Battlefields may be hellish, yet they are regulated by a code called the Law of Armed Conflict.
This includes the Hague and Geneva Conventions (international protocols spelling out the rules of war, in place since 1907 and 1949, respectively), in addition to various international agreements supplementing them. In sum, its principles are military necessity, distinction, and proportionality, which add up to targeting only military objectives while avoiding noncombatants.

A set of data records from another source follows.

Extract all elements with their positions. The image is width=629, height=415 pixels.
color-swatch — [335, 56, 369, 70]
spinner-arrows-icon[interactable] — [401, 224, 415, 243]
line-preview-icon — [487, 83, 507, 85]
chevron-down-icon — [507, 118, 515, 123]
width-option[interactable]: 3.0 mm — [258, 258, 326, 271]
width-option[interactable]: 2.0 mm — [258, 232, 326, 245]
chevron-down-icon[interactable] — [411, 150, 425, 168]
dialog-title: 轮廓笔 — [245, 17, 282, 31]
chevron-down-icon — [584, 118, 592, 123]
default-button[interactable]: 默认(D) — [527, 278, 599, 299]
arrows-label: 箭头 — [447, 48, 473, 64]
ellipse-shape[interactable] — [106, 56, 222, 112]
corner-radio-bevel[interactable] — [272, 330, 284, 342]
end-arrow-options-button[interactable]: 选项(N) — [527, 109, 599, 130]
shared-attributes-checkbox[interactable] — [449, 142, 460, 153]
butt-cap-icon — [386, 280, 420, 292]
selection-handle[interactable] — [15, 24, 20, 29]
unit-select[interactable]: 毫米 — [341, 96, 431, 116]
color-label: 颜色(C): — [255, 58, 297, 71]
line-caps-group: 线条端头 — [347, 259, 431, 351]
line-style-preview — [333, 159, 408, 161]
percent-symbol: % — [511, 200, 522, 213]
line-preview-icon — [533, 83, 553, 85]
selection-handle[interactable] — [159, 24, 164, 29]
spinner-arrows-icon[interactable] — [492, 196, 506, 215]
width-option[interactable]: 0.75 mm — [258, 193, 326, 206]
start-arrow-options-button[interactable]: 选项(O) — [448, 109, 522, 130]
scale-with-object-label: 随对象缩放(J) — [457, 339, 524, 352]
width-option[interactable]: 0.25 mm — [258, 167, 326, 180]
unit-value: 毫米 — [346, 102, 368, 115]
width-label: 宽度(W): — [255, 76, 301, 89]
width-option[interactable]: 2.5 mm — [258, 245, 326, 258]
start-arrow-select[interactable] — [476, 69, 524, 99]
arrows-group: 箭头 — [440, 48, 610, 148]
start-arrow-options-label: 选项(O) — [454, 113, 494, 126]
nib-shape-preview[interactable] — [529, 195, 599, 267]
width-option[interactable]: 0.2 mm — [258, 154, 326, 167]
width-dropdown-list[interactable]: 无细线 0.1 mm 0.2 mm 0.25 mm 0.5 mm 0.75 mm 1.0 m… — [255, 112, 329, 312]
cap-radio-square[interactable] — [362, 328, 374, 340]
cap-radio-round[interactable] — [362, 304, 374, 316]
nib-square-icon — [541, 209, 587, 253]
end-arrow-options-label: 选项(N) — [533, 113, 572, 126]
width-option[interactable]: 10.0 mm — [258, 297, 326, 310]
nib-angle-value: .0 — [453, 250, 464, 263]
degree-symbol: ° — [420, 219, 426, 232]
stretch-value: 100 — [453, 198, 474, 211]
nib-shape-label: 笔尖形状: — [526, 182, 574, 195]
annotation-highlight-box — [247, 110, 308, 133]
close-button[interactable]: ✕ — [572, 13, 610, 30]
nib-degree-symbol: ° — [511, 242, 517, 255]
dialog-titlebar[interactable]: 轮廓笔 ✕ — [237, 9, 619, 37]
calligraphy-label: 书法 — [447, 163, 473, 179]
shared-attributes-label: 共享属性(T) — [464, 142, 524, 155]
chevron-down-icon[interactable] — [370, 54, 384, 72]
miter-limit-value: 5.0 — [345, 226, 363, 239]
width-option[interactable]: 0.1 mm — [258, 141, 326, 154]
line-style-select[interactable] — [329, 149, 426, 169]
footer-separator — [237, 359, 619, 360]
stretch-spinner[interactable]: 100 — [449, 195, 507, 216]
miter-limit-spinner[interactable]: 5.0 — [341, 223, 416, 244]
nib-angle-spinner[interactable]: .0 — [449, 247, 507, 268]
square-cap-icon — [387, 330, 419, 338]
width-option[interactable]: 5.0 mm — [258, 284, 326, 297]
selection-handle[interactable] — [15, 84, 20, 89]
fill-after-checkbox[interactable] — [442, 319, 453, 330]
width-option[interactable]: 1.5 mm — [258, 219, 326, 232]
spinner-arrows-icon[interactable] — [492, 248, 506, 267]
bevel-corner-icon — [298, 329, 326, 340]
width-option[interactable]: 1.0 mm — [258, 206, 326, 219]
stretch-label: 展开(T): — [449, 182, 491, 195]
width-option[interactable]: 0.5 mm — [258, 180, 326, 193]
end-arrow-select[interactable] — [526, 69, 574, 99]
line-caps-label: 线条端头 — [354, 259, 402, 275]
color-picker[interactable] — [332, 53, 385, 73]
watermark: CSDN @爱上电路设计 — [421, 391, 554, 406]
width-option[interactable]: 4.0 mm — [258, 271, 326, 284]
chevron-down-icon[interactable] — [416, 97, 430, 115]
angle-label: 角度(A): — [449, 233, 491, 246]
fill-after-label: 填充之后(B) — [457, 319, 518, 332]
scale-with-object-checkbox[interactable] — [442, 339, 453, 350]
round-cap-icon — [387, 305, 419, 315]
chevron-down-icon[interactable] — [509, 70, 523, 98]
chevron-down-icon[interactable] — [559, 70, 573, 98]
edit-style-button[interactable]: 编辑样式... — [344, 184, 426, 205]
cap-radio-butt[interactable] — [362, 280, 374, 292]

"These are all pretty gauzy standards involving vague terms, not given to easy quantification or decision in courtrooms," says Gary Solis, a retired Marine officer who has taught laws of war at the United States Military Academy at West Point.
"But the point is that there are standards, and we're ever more likely to see attempts to apply them in international forums," says Mr. Solis, now at the Georgetown University Law School in Washington. "And that's got to be a good thing."
Even though "major combat operations" have been declared officially ended, the US-run Coalition Provisional Authority - the occupier of Iraq - remains responsible for public order and safety there. At the same time, the resistance movements fighting the occupation are supposed to be bound by the Law of Armed Conflict as well - which means that attacks on civilian targets such as the new Iraqi police forces violate the rules of war.
At various times during the war and occupation, US officials have issued statements declaring that "even one innocent person injured or killed is something we sincerely regret."
It's difficult (and sometimes impossible) to distinguish civilian casualties from the victims of anticoalition guerrilla forces or criminals. Not all casualties are taken to hospitals where records are kept, and Muslim practice is to bury victims the same day they die, which makes recordkeeping even more challenging.
Though coalition forces in Iraq do not publish totals of civilian casualties (nor does international law require them to), they do make payments - usually several thousand dollars - to individual civilians injured or to the families of those killed.
Critics say the US needs to do more to account for and prevent civilian casualties.
"Obtaining better information about the rates and causes of civilian casualties can only enhance military commanders' ability to make sound judgments in the heat of combat - and improve their ability to ensure that US forces really are doing all they can to protect civilians," says Diane Orentlicher, professor of international law at American University's Washington College of Law.